Like many Americans, she had long admired the president, especially for his ideas about desegregation and early efforts in the civil rights movement. She wanted to watch Kennedy’s visit to Dallas on television but missed it because she had to rest up before work.
In the days after the shooting, the hospital was packed with FBI agents and Texas police as Connally recovered and relocated his headquarters to a hospital bed. According to a December 1963 hospital newsletter that Hackett saved, the governor’s assistant set up a special office in a portion of the administrative suite and the Texas Department of Public Safety established a radio communication center in the nursing service office.
Hackett was not at work when Lee Harvey Oswald, Kennedy’s assassin, was taken to the hospital after he was fatally shot by Jack Ruby on Nov. 24. When she came in for her 3 p.m. shift, Hackett was unaware that Oswald’s body was in a storage room and went in to get a headrest for a patient. When she opened the door, two Texas Rangers pulled their guns on her and ordered her to step away from the body.
“I didn’t realize they were back there at all,” Hackett said. “I screamed so loud you could have heard me all over the hospital.

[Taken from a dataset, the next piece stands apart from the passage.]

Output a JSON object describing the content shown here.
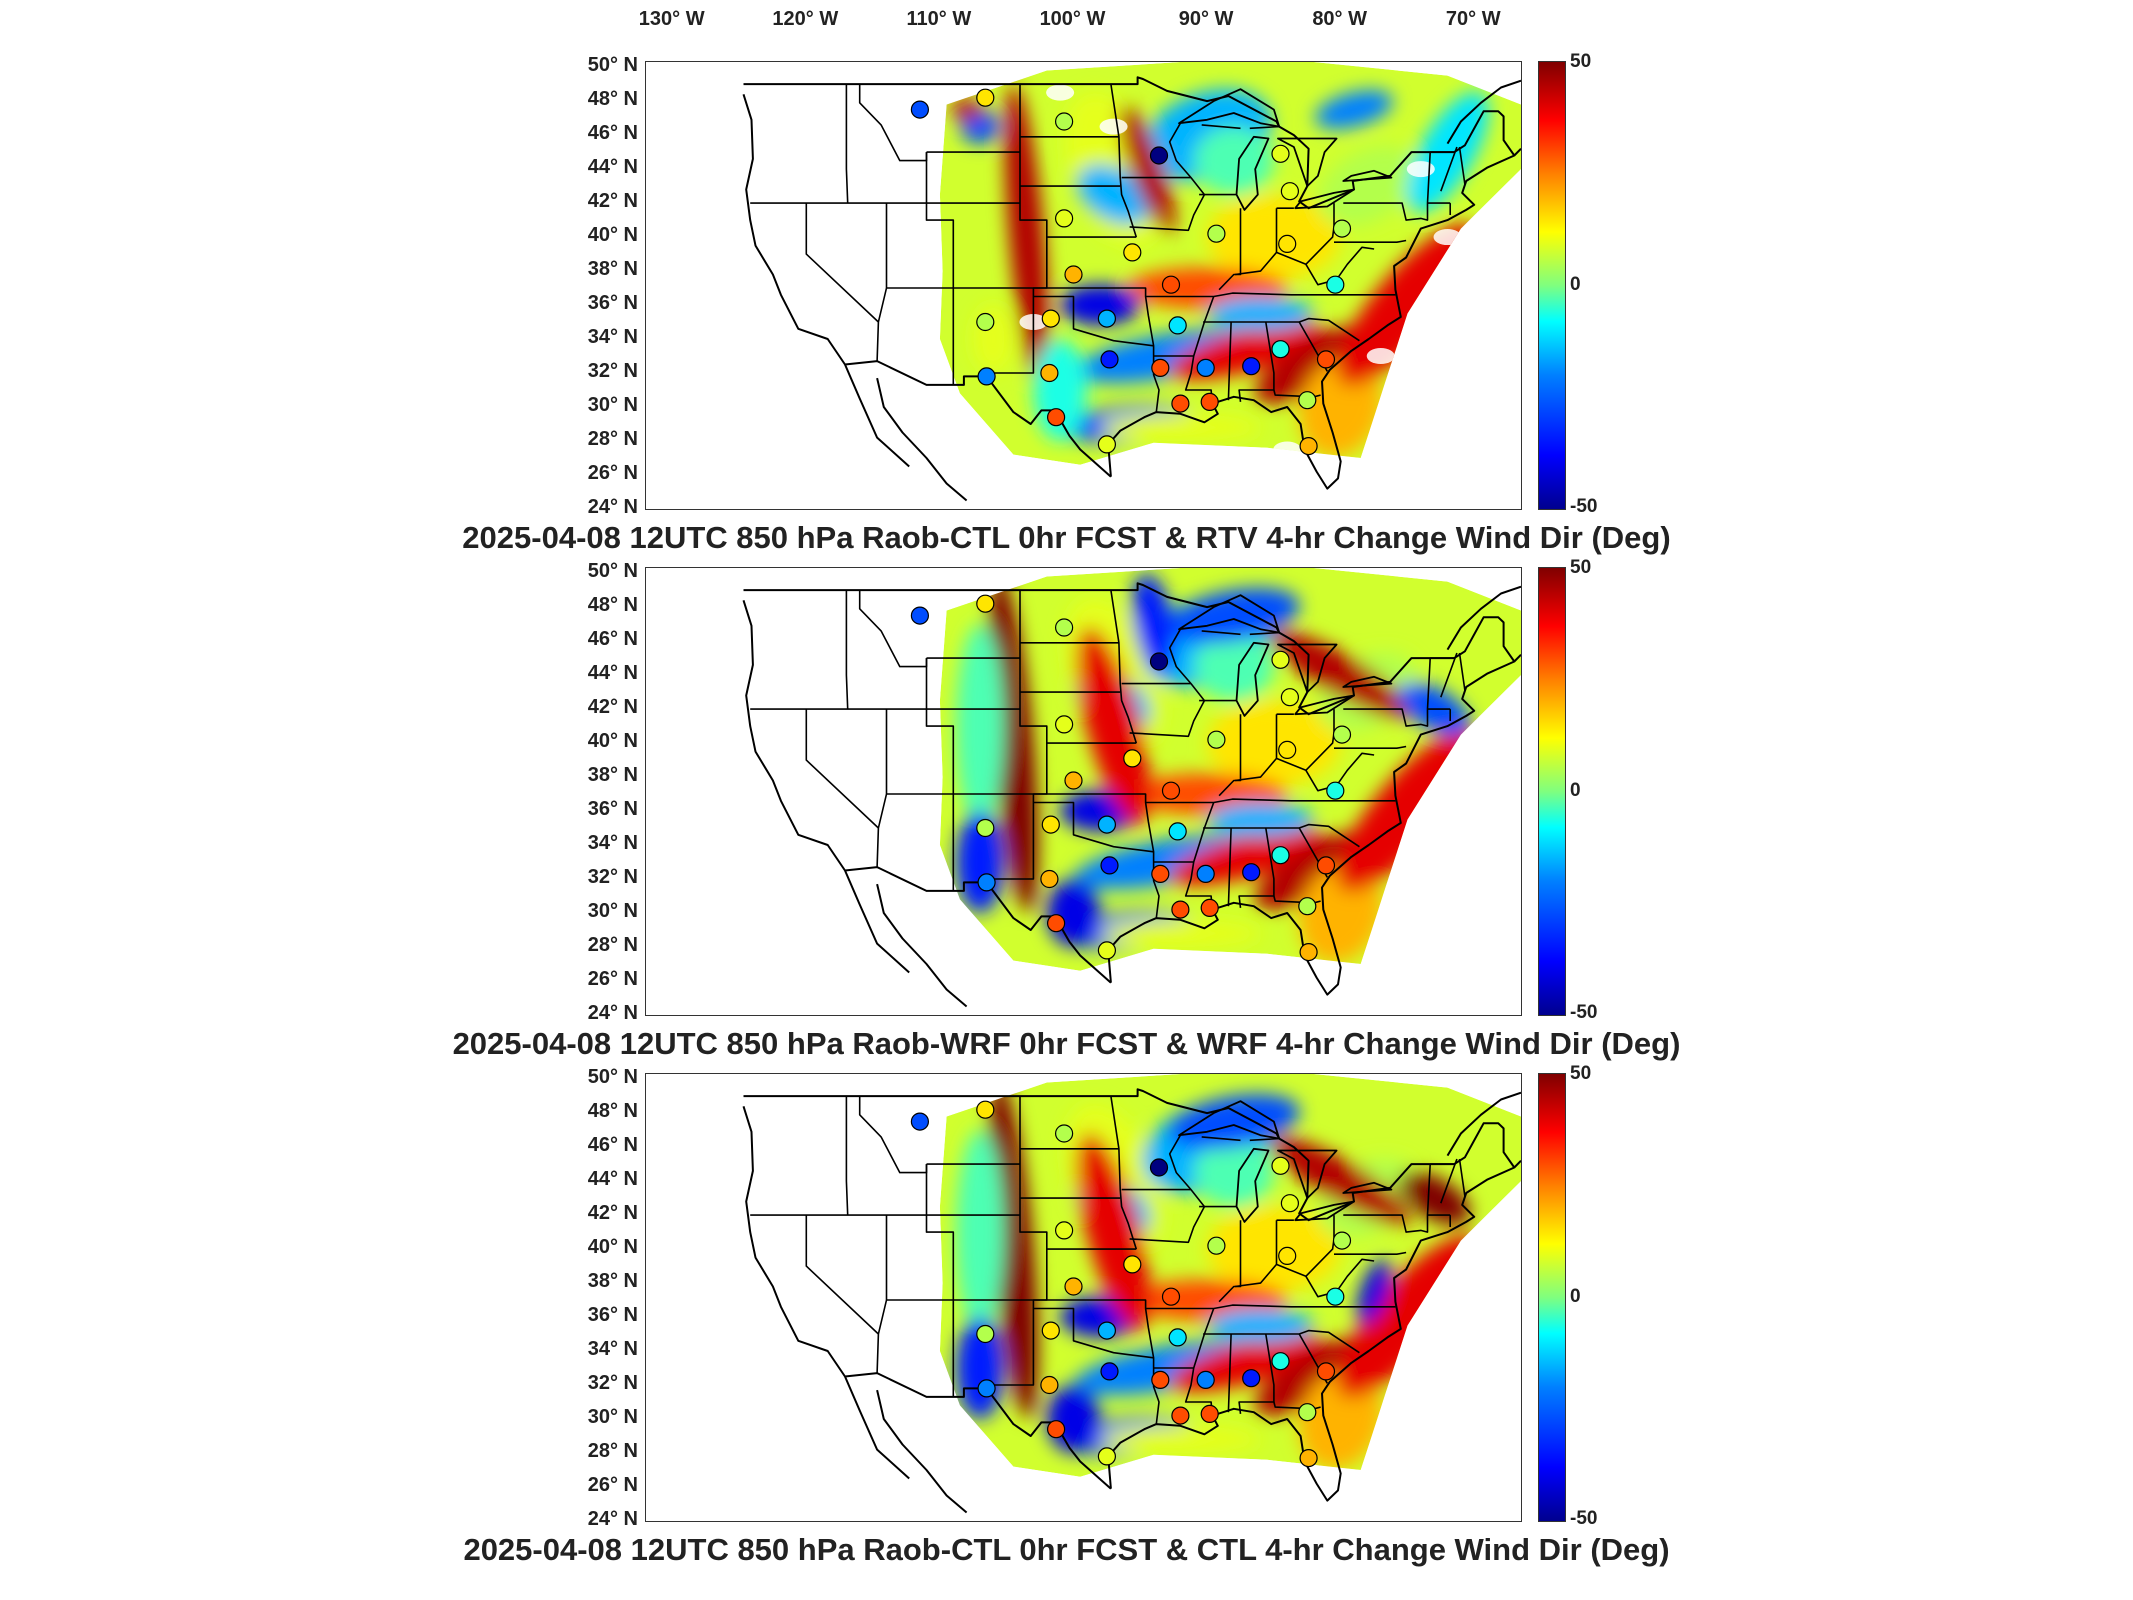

They were on edge, too, and of course they told me if I had to come back there, please let them know. It’s funny now, but wasn’t so funny then.”
Over the next few weeks, Hackett said, reporters camped around the hospital, and the vibe at Parkland remained dreary.
According to the Parkland newsletter, a wreath hung on the surgery room door where doctors tried to save Kennedy’s life. During the funeral, and in the weeks that followed, staffers used trauma room No. 1 only when necessary.
The hospital’s staff was commended with a letter of thanks from Connally on Nov. 30, 1963, and with a message from Jacqueline Kennedy printed in the hospital’s December newsletter.
Hackett’s encounter with history in the assassinations didn’t end there, however.
Her husband, Earl Hackett, a theology student at Southern Methodist University, was assigned in 1967 as one of the chaplains for the family of Ruby, a Dallas nightclub operator, when he lay dying of cancer at Parkland Memorial.
Hackett said her husband counseled Ruby and his family, but because of the sanctity of his work, was unable to talk much about his experience.
“As a chaplain, you have to treat everyone with the same respect, but it was something to see him work with Ruby, the one who shot Oswald in front of thousands of people,” she said.
After working in Texas and Kansas as a nurse, Hackett relocated to Augusta in 1975, where her husband set up the chaplaincy program at University Hospital.
She retired in 2003 but still teaches clinical classes for USC Aiken twice a week.
She said she’ll never forget that chaotic day at Parkland and the loss of Camelot.
“I thought he was a very good president and was hoping for some good things to come out of his presidency,” Hackett said. “I had never gone to school with blacks growing up, and at the hospital we had white waiting rooms and black waiting rooms. I could never understand why we treated people differently ... but we thought Kennedy might change that.”